That statement may make a few people mad. I’m not trying to be vain, or brag or anything like that. Some people seriously don’t know the struggle. I’m not saying I’m any Angelina Jolie or Kate Upton. But I have always drawn a man’s attention. I turn heads. I haven’t figured out yet if it’s looks or vibes.
I can remember for a period of about 10 years, whenever I went to a function in town, if one certain man was there, I could feel him looking at me. I honestly don’t know how his wife never saw it, or anyone else for that matter. Well, one night we were at a party and I had quite a bit to drink, so I asked him why he was always staring at me. He said that I stood out in a crowd. Now mind you, I took that as a high compliment. And for my low self esteem issues, I’m not going to lie, it felt wonderful!
I remember one particular day I had attended a football game and was at the “post party.” There were probably hundreds of people there, mingling and drinking and having a good time. I was standing in the drink line and a gentleman struck up a conversation with me. We talked for a several minutes and he told me that I could have any guy I wanted here. A place filled with older and young, fit, attractive men. Well, another stroke for my limp ego.
I have had so many men over the course of my life (and women, too to be quite honest) tell me how beautiful I was. Men 20 years older, men 20 years younger. But along with that has come this huge insecurity. I was married to a man for many years, who didn’t appreciate me. Honestly, I was just someone to fill the role of cook, maid and sex partner. When we were first married, he would get very angry if I didn’t have sex with him. He would even use scripture against me to get what he wanted. I got to the point where I didn’t want to face his anger, so I just gave in. I let him use me. Sometimes I would even pretend I was asleep, but he didn’t care. Afterward, I would get up, go to the bathroom and cry on the floor. I look back now and know that was abuse. I’m no longer in that marriage, but things still are challenging.
I’ve given myself some time to heal and decided to try out some dating websites. I’m sure there are some decent men on them. But the only ones I seem to attract are looking for hookups. NSA, POA, ONS. Oh yes, even the “christian ones.” And that’s just not me. I lived like that for over 20 years, being used. With the man who was supposed to love and cherish me forever.
Funny thing is, I’ve noticed a pattern lately; that all of these men attack at the same time! I mean, is it the moon or what? I have likened it to wolves and I am the female in heat. I will get several text messages within a 2 or 3 day period from several different men. And I’m not even going out or anything, just sitting at home minding my own business.
And I know what you might be thinking, oh boo hoo. Cry me a river. Well, here lies the problem. When a man does show interest, I don’t trust him. I don’t know if I ever will. What am I going to do when or if the right one comes along? And I swear they have gotten craftier. The time and effort some put into it would blow your mind. They tell you what the “good guys” used to tell you.
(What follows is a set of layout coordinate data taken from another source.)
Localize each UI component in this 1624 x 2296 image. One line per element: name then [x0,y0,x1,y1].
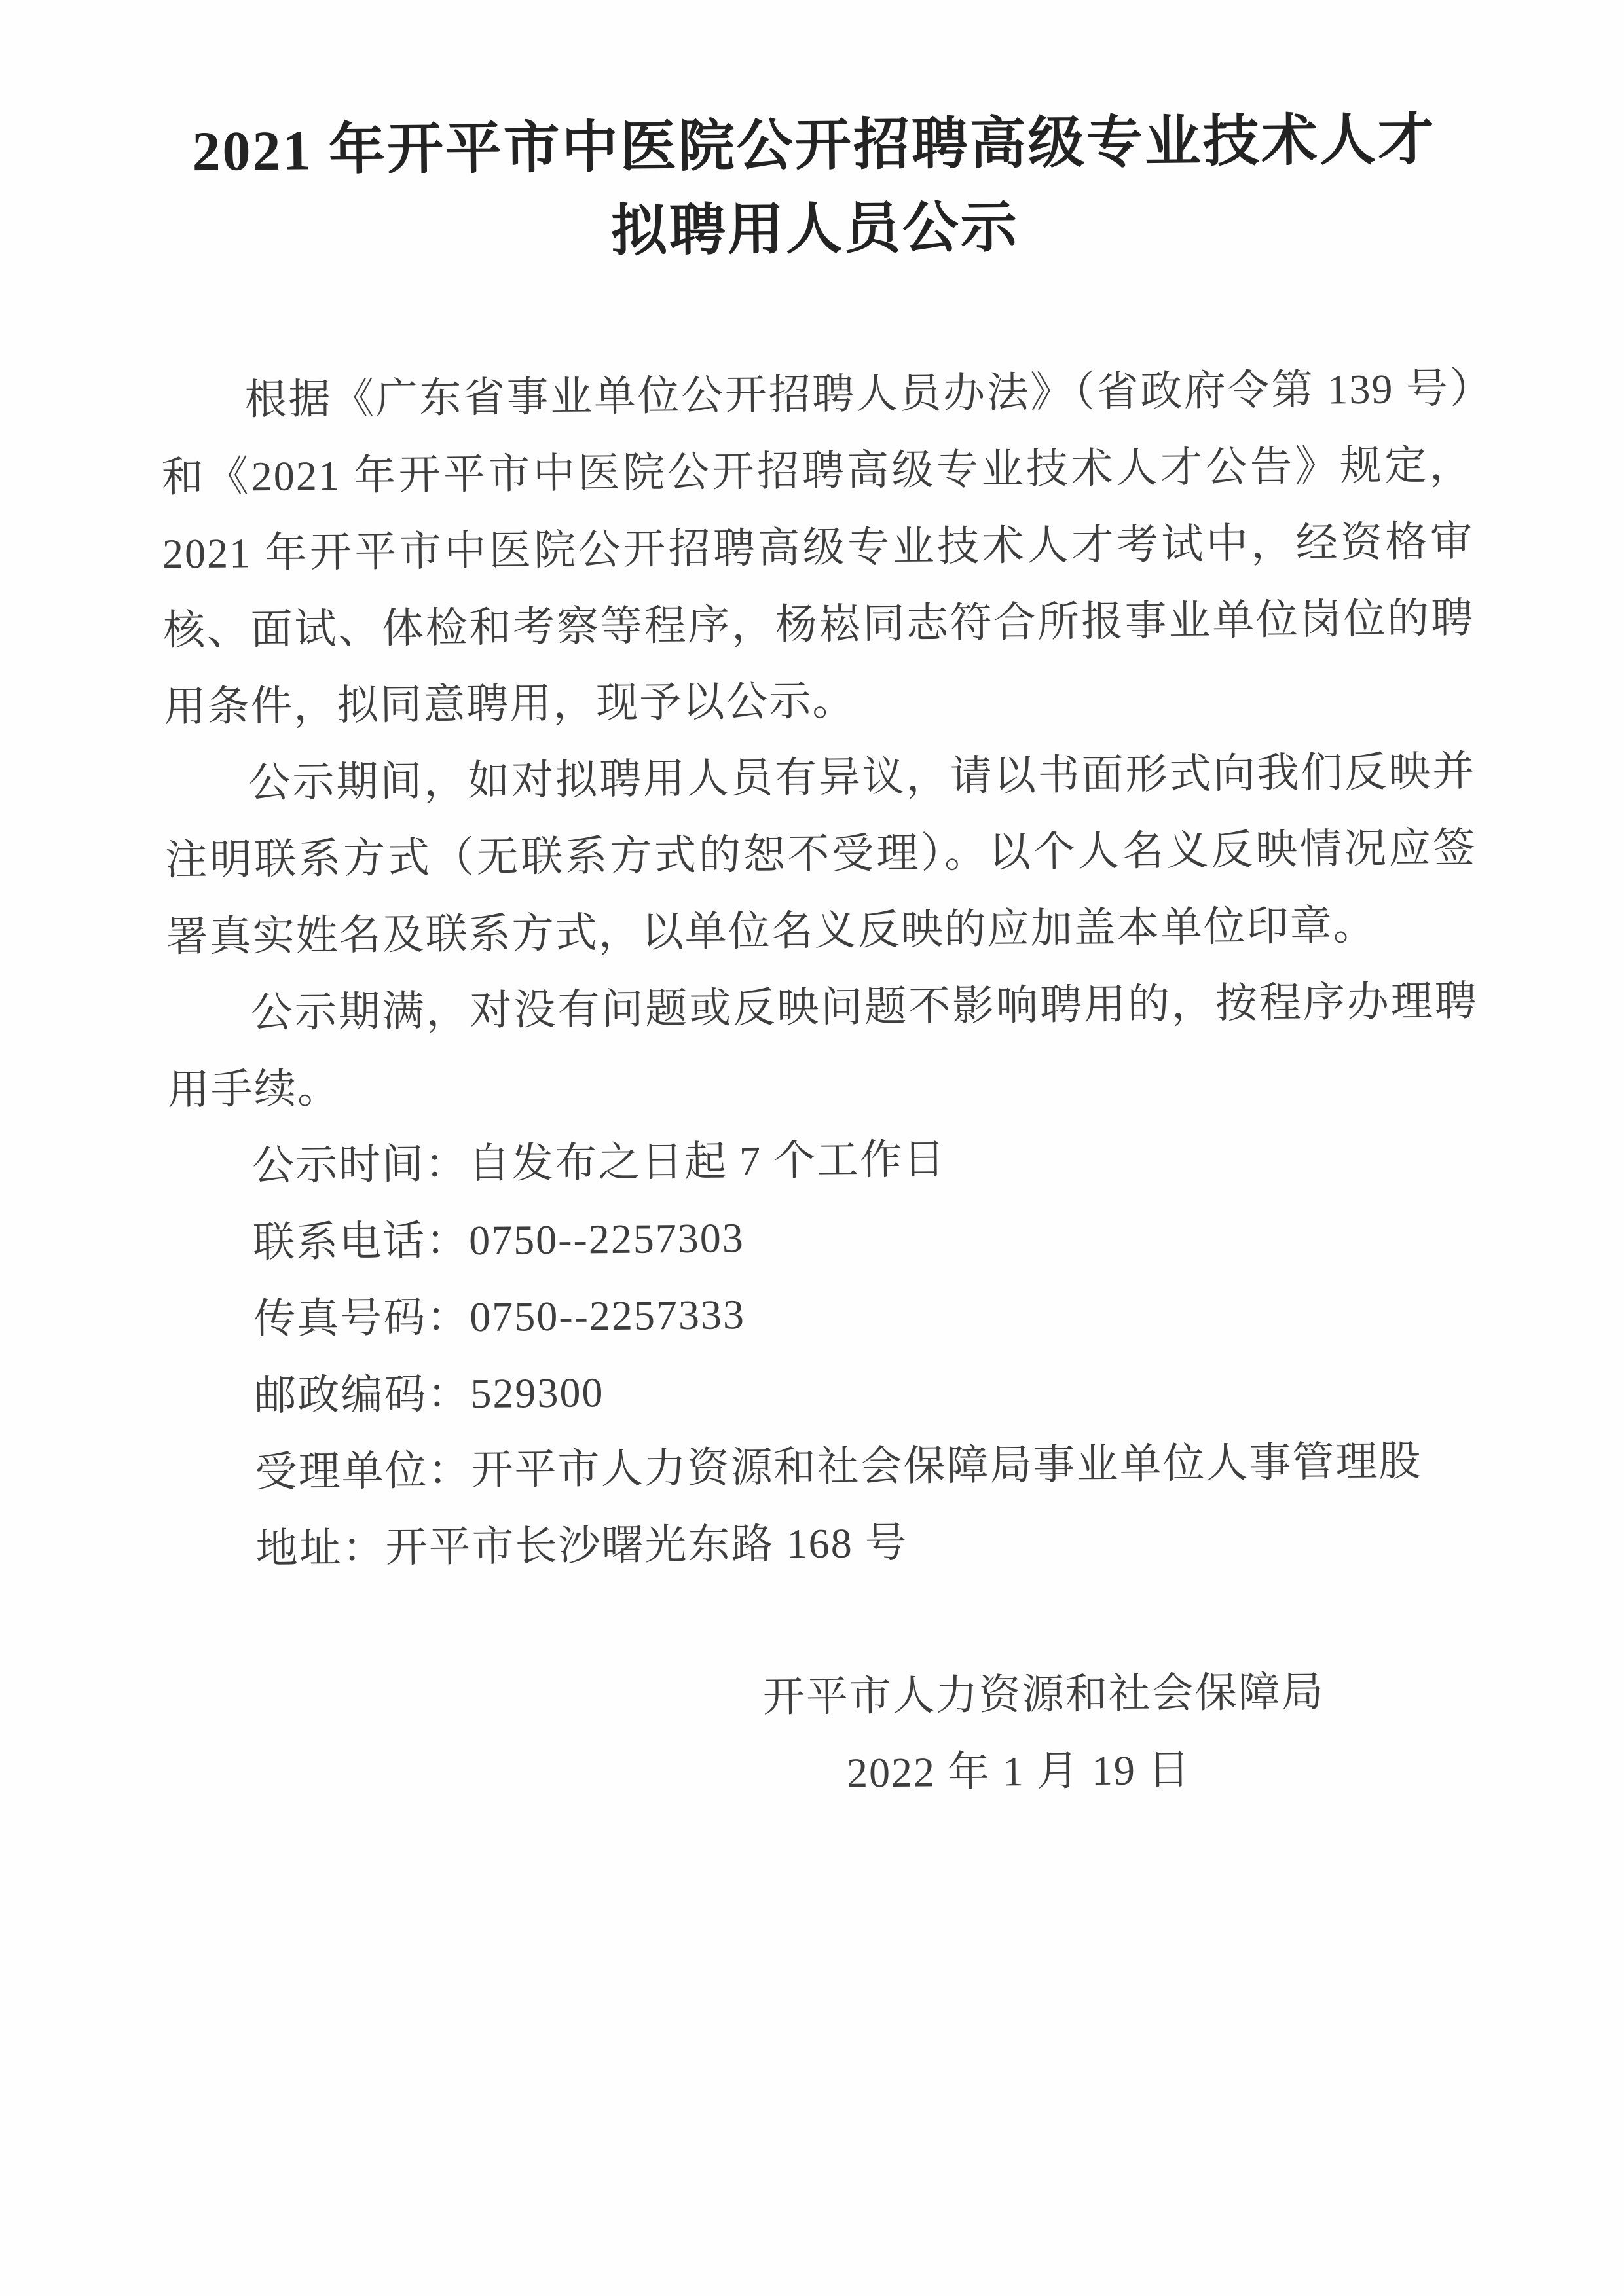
scanned-document-page: 2021 年开平市中医院公开招聘高级专业技术人才 拟聘用人员公示 根据《广东省事… [0,0,1624,2296]
document-title: 2021 年开平市中医院公开招聘高级专业技术人才 拟聘用人员公示 [158,97,1471,277]
signature-date: 2022 年 1 月 19 日 [763,1730,1274,1812]
title-line-1: 2021 年开平市中医院公开招聘高级专业技术人才 [158,97,1470,193]
info-line-address: 地址：开平市长沙曙光东路 168 号 [172,1499,1483,1588]
info-line-fax: 传真号码：0750--2257333 [170,1269,1481,1358]
paragraph-basis: 根据《广东省事业单位公开招聘人员办法》（省政府令第 139 号）和《2021 年… [160,350,1475,745]
info-line-accepting-unit: 受理单位：开平市人力资源和社会保障局事业单位人事管理股 [171,1422,1483,1511]
title-line-2: 拟聘用人员公示 [159,181,1471,277]
paragraph-after-publicity: 公示期满，对没有问题或反映问题不影响聘用的，按程序办理聘用手续。 [166,962,1479,1128]
signature-block: 开平市人力资源和社会保障局 2022 年 1 月 19 日 [762,1654,1274,1812]
info-line-phone: 联系电话：0750--2257303 [169,1192,1481,1281]
paragraph-objection-procedure: 公示期间，如对拟聘用人员有异议，请以书面形式向我们反映并注明联系方式（无联系方式… [164,733,1477,975]
document-content: 2021 年开平市中医院公开招聘高级专业技术人才 拟聘用人员公示 根据《广东省事… [0,0,1624,1819]
info-line-publicity-period: 公示时间：自发布之日起 7 个工作日 [168,1116,1479,1205]
signature-organization: 开平市人力资源和社会保障局 [762,1654,1274,1735]
info-line-postal-code: 邮政编码：529300 [170,1345,1482,1434]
Do I attract a certain type of man? Is there something tattooed on my forehead? I’ve joked about that for years. And I don’t dress in a way that is inappropriate. I think I dress attractive but stylish.
I’m generally a pretty nice person. I say hi to everyone I meet. Has kindness become so rare that people confuse it for flirting? Honestly, I am thankful God made me the way I am. I like the way I look. I’ve probably put on weight thinking that maybe it would discourage unwanted advances, both from my ex husband and other men. But they honestly don’t care. I’m starting to feel like I need to change who I am, which I don’t want to do.
My hope is that I can teach my son that woman are not sex objects. They have feelings. They are beautiful human beings that are to be respected and appreciated and never used. I may not be able to control other men, but I certainly have some control over the one I’m raising.